Une attention importante est apportée à la circulation des informations. C'est ce qui explique que depuis 2004 les panneaux d'affichage ont fleuri dans l'usine. Mi-février, on y trouvait pêle-mêle, une lettre du conseil d'administration annonçant les prochaines dates de réunions, la photo d'un repas annuel célébrant l'anniversaire de la reprise en SCOP de l'entreprise, un article de la presse régionale sur le passage à l'usine, en 2013, du ministre délégué à l'économie sociale et solidaire, Benoît Hamon…
Pour répondre à ce souci quotidien de communication, une réunion d'information est aussi organisée à l'issue de chaque conseil d'administration afin de rendre publiques toutes les décisions.
« Avant la SCOP, le conseil d'administration informait les cadres qui informaient les agents de maîtrise.
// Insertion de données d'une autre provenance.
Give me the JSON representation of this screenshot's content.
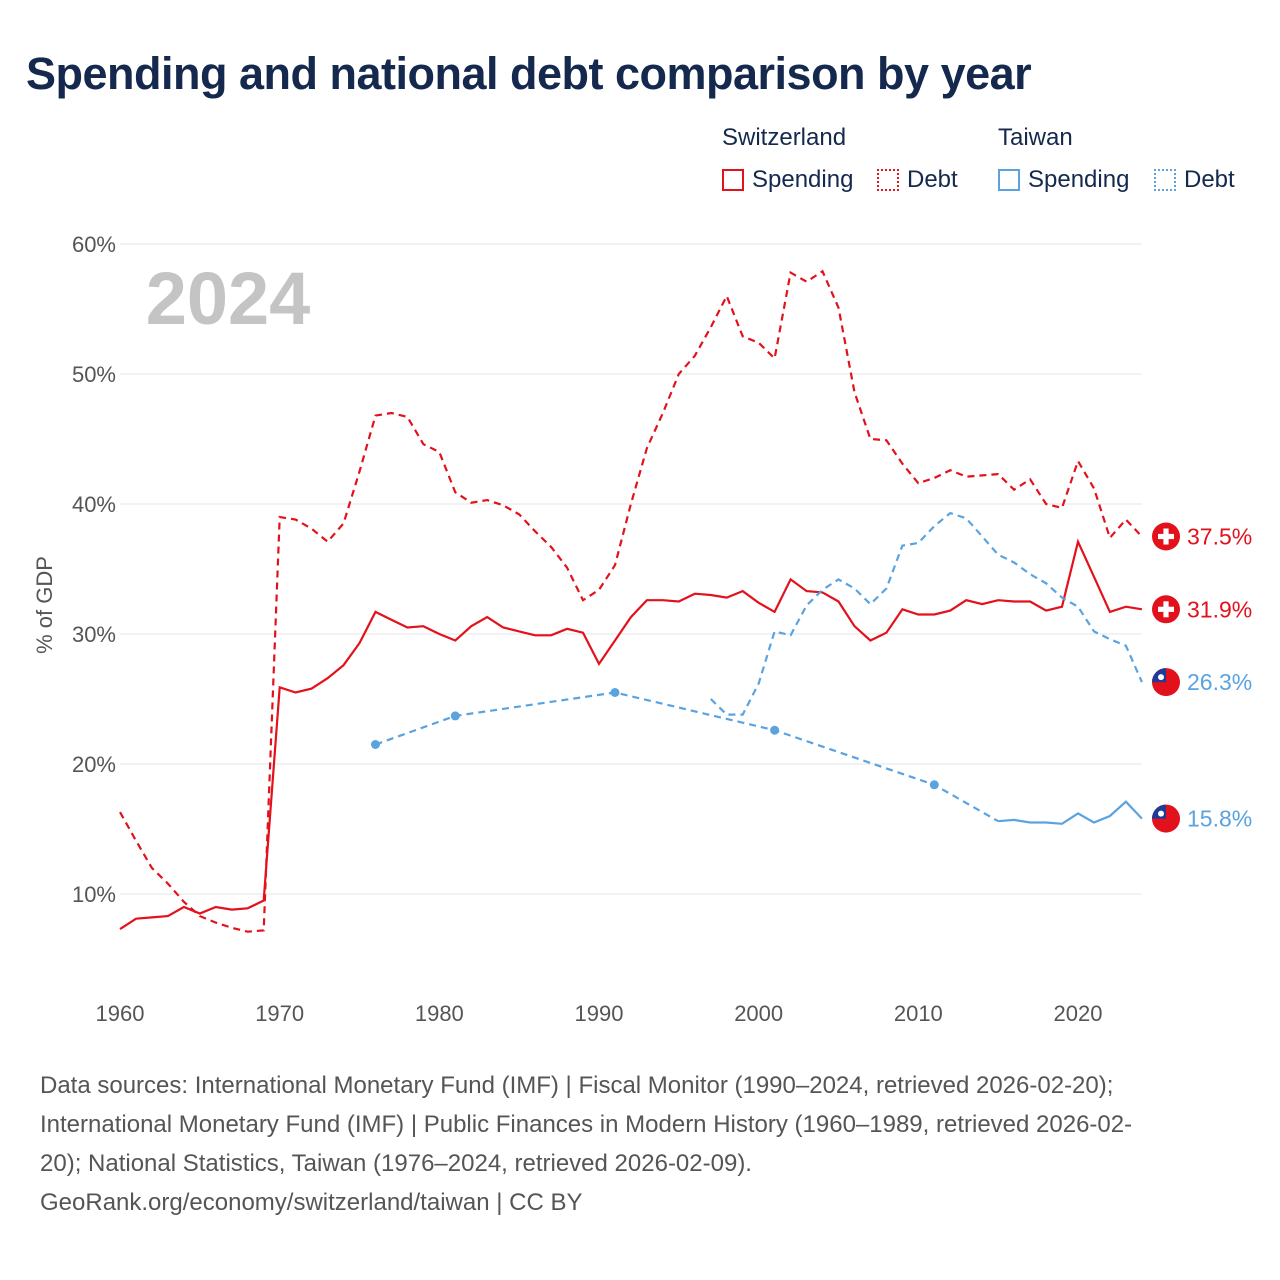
{
  "title": "Spending and national debt comparison by year",
  "legend": {
    "groups": [
      {
        "name": "Switzerland",
        "color": "#e3111b",
        "items": [
          {
            "label": "Spending",
            "style": "solid"
          },
          {
            "label": "Debt",
            "style": "dotted"
          }
        ]
      },
      {
        "name": "Taiwan",
        "color": "#5aa3e0",
        "items": [
          {
            "label": "Spending",
            "style": "solid"
          },
          {
            "label": "Debt",
            "style": "dotted"
          }
        ]
      }
    ]
  },
  "chart_data": {
    "type": "line",
    "title": "Spending and national debt comparison by year",
    "ylabel": "% of GDP",
    "xlabel": "",
    "year_watermark": "2024",
    "xlim": [
      1960,
      2024
    ],
    "ylim": [
      3,
      60
    ],
    "x_ticks": [
      1960,
      1970,
      1980,
      1990,
      2000,
      2010,
      2020
    ],
    "y_ticks": [
      10,
      20,
      30,
      40,
      50,
      60
    ],
    "y_tick_suffix": "%",
    "grid": true,
    "series": [
      {
        "name": "Switzerland Debt",
        "country": "Switzerland",
        "metric": "Debt",
        "color": "#e3111b",
        "dash": "dashed",
        "end_label": "37.5%",
        "points": [
          [
            1960,
            16.3
          ],
          [
            1961,
            14.1
          ],
          [
            1962,
            12.0
          ],
          [
            1963,
            10.8
          ],
          [
            1964,
            9.4
          ],
          [
            1965,
            8.3
          ],
          [
            1966,
            7.8
          ],
          [
            1967,
            7.4
          ],
          [
            1968,
            7.1
          ],
          [
            1969,
            7.2
          ],
          [
            1970,
            39.0
          ],
          [
            1971,
            38.8
          ],
          [
            1972,
            38.1
          ],
          [
            1973,
            37.1
          ],
          [
            1974,
            38.5
          ],
          [
            1975,
            42.5
          ],
          [
            1976,
            46.8
          ],
          [
            1977,
            47.0
          ],
          [
            1978,
            46.7
          ],
          [
            1979,
            44.6
          ],
          [
            1980,
            44.0
          ],
          [
            1981,
            40.9
          ],
          [
            1982,
            40.1
          ],
          [
            1983,
            40.3
          ],
          [
            1984,
            39.9
          ],
          [
            1985,
            39.2
          ],
          [
            1986,
            37.9
          ],
          [
            1987,
            36.7
          ],
          [
            1988,
            35.1
          ],
          [
            1989,
            32.6
          ],
          [
            1990,
            33.4
          ],
          [
            1991,
            35.3
          ],
          [
            1992,
            40.0
          ],
          [
            1993,
            44.3
          ],
          [
            1994,
            47.0
          ],
          [
            1995,
            50.0
          ],
          [
            1996,
            51.4
          ],
          [
            1997,
            53.6
          ],
          [
            1998,
            56.0
          ],
          [
            1999,
            52.9
          ],
          [
            2000,
            52.4
          ],
          [
            2001,
            51.2
          ],
          [
            2002,
            57.8
          ],
          [
            2003,
            57.1
          ],
          [
            2004,
            57.9
          ],
          [
            2005,
            55.1
          ],
          [
            2006,
            48.6
          ],
          [
            2007,
            45.0
          ],
          [
            2008,
            44.9
          ],
          [
            2009,
            43.1
          ],
          [
            2010,
            41.6
          ],
          [
            2011,
            42.0
          ],
          [
            2012,
            42.6
          ],
          [
            2013,
            42.1
          ],
          [
            2014,
            42.2
          ],
          [
            2015,
            42.3
          ],
          [
            2016,
            41.1
          ],
          [
            2017,
            41.9
          ],
          [
            2018,
            40.0
          ],
          [
            2019,
            39.7
          ],
          [
            2020,
            43.3
          ],
          [
            2021,
            41.2
          ],
          [
            2022,
            37.4
          ],
          [
            2023,
            38.8
          ],
          [
            2024,
            37.5
          ]
        ]
      },
      {
        "name": "Switzerland Spending",
        "country": "Switzerland",
        "metric": "Spending",
        "color": "#e3111b",
        "dash": "solid",
        "end_label": "31.9%",
        "points": [
          [
            1960,
            7.3
          ],
          [
            1961,
            8.1
          ],
          [
            1962,
            8.2
          ],
          [
            1963,
            8.3
          ],
          [
            1964,
            9.0
          ],
          [
            1965,
            8.5
          ],
          [
            1966,
            9.0
          ],
          [
            1967,
            8.8
          ],
          [
            1968,
            8.9
          ],
          [
            1969,
            9.5
          ],
          [
            1970,
            25.9
          ],
          [
            1971,
            25.5
          ],
          [
            1972,
            25.8
          ],
          [
            1973,
            26.6
          ],
          [
            1974,
            27.6
          ],
          [
            1975,
            29.3
          ],
          [
            1976,
            31.7
          ],
          [
            1977,
            31.1
          ],
          [
            1978,
            30.5
          ],
          [
            1979,
            30.6
          ],
          [
            1980,
            30.0
          ],
          [
            1981,
            29.5
          ],
          [
            1982,
            30.6
          ],
          [
            1983,
            31.3
          ],
          [
            1984,
            30.5
          ],
          [
            1985,
            30.2
          ],
          [
            1986,
            29.9
          ],
          [
            1987,
            29.9
          ],
          [
            1988,
            30.4
          ],
          [
            1989,
            30.1
          ],
          [
            1990,
            27.7
          ],
          [
            1991,
            29.5
          ],
          [
            1992,
            31.3
          ],
          [
            1993,
            32.6
          ],
          [
            1994,
            32.6
          ],
          [
            1995,
            32.5
          ],
          [
            1996,
            33.1
          ],
          [
            1997,
            33.0
          ],
          [
            1998,
            32.8
          ],
          [
            1999,
            33.3
          ],
          [
            2000,
            32.4
          ],
          [
            2001,
            31.7
          ],
          [
            2002,
            34.2
          ],
          [
            2003,
            33.3
          ],
          [
            2004,
            33.2
          ],
          [
            2005,
            32.5
          ],
          [
            2006,
            30.6
          ],
          [
            2007,
            29.5
          ],
          [
            2008,
            30.1
          ],
          [
            2009,
            31.9
          ],
          [
            2010,
            31.5
          ],
          [
            2011,
            31.5
          ],
          [
            2012,
            31.8
          ],
          [
            2013,
            32.6
          ],
          [
            2014,
            32.3
          ],
          [
            2015,
            32.6
          ],
          [
            2016,
            32.5
          ],
          [
            2017,
            32.5
          ],
          [
            2018,
            31.8
          ],
          [
            2019,
            32.1
          ],
          [
            2020,
            37.1
          ],
          [
            2021,
            34.4
          ],
          [
            2022,
            31.7
          ],
          [
            2023,
            32.1
          ],
          [
            2024,
            31.9
          ]
        ]
      },
      {
        "name": "Taiwan Debt",
        "country": "Taiwan",
        "metric": "Debt",
        "color": "#5aa3e0",
        "dash": "dashed",
        "end_label": "26.3%",
        "points": [
          [
            1997,
            25.0
          ],
          [
            1998,
            23.8
          ],
          [
            1999,
            23.8
          ],
          [
            2000,
            26.2
          ],
          [
            2001,
            30.2
          ],
          [
            2002,
            29.9
          ],
          [
            2003,
            32.2
          ],
          [
            2004,
            33.4
          ],
          [
            2005,
            34.2
          ],
          [
            2006,
            33.5
          ],
          [
            2007,
            32.3
          ],
          [
            2008,
            33.5
          ],
          [
            2009,
            36.8
          ],
          [
            2010,
            37.0
          ],
          [
            2011,
            38.3
          ],
          [
            2012,
            39.3
          ],
          [
            2013,
            38.9
          ],
          [
            2014,
            37.5
          ],
          [
            2015,
            36.1
          ],
          [
            2016,
            35.5
          ],
          [
            2017,
            34.6
          ],
          [
            2018,
            33.9
          ],
          [
            2019,
            32.8
          ],
          [
            2020,
            32.1
          ],
          [
            2021,
            30.2
          ],
          [
            2022,
            29.6
          ],
          [
            2023,
            29.1
          ],
          [
            2024,
            26.3
          ]
        ]
      },
      {
        "name": "Taiwan Spending",
        "country": "Taiwan",
        "metric": "Spending",
        "color": "#5aa3e0",
        "dash": "dashed-then-solid",
        "end_label": "15.8%",
        "markers": [
          1976,
          1981,
          1991,
          2001,
          2011
        ],
        "dashed_until": 2015,
        "points": [
          [
            1976,
            21.5
          ],
          [
            1981,
            23.7
          ],
          [
            1991,
            25.5
          ],
          [
            2001,
            22.6
          ],
          [
            2011,
            18.4
          ],
          [
            2015,
            15.6
          ],
          [
            2016,
            15.7
          ],
          [
            2017,
            15.5
          ],
          [
            2018,
            15.5
          ],
          [
            2019,
            15.4
          ],
          [
            2020,
            16.2
          ],
          [
            2021,
            15.5
          ],
          [
            2022,
            16.0
          ],
          [
            2023,
            17.1
          ],
          [
            2024,
            15.8
          ]
        ]
      }
    ]
  },
  "footer": {
    "line1": "Data sources: International Monetary Fund (IMF) | Fiscal Monitor (1990–2024, retrieved 2026-02-20);",
    "line2": "International Monetary Fund (IMF) | Public Finances in Modern History (1960–1989, retrieved 2026-02-",
    "line3": "20); National Statistics, Taiwan (1976–2024, retrieved 2026-02-09).",
    "line4": "GeoRank.org/economy/switzerland/taiwan | CC BY"
  }
}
Le message n'était jamais le même », se souvient Robert Nicaise. « L'information, la communication sont permanentes, on n'est plus sur un schéma pyramidal », renchérit Pascal Coste-Chareyre, devenu directeur de Ceralep en 2008.
Il n'est d'ailleurs pas rare que des salariés poussent la porte de son modeste bureau pour évoquer un aspect de leur travail ou les comptes de l'entreprise. Et bien souvent, ils n'ont même pas besoin de faire le déplacement puisqu'en plus de sa fonction de directeur, cet électro-technicien de formation continue de prendre son poste dès qu'il peut à la production.

Cette facilité d'échange avec les dirigeants conduit à des prises de décisions plus rapides que dans d'autres entreprises. Mais le revers de ce dialogue permanent, c'est que tout le monde se considère habilité à donner son avis sur tout.
« C'est à la fois mouvementé et passionnant d'être une SCOP », résume Pascal Coste-Chareyre, qui qualifie la gestion humaine de « très compliquée », et refuse de dire s'il se présentera à nouveau aux élections de juin prochain.
« EN CAS DE DIFFÉREND, LA HIÉRARCHIE EXPLOSE »
Du côté des salariés, on salue globalement cette proximité avec les responsables. Lionel Brunel est le seul dont le discours détonne. Arrivé en 1998 à Ceralep, il a pourtant vécu l'avant et l'après SCOP. Il admet volontiers que les gens sont « plus soudés » aujourd'hui, qu'il « y a moins de cloisonnement entre les services ».
« C'est une bonne chose. Mais le problème, c'est que tout le monde se prend pour le patron maintenant. C'est bien qu'on se sente tous impliqués, mais du coup chacun se sent le droit de donner son avis sur tout », déplore-t-il. « Quand il y a une bonne entente, tout va bien. Mais en cas de différend, la hiérarchie explose. »
S'il devait quitter Ceralep, à la différence de tous les autres salariés rencontrés, il ne se dirigerait pas nécessairement vers une structure coopérative. Son métier ? Responsable du personnel.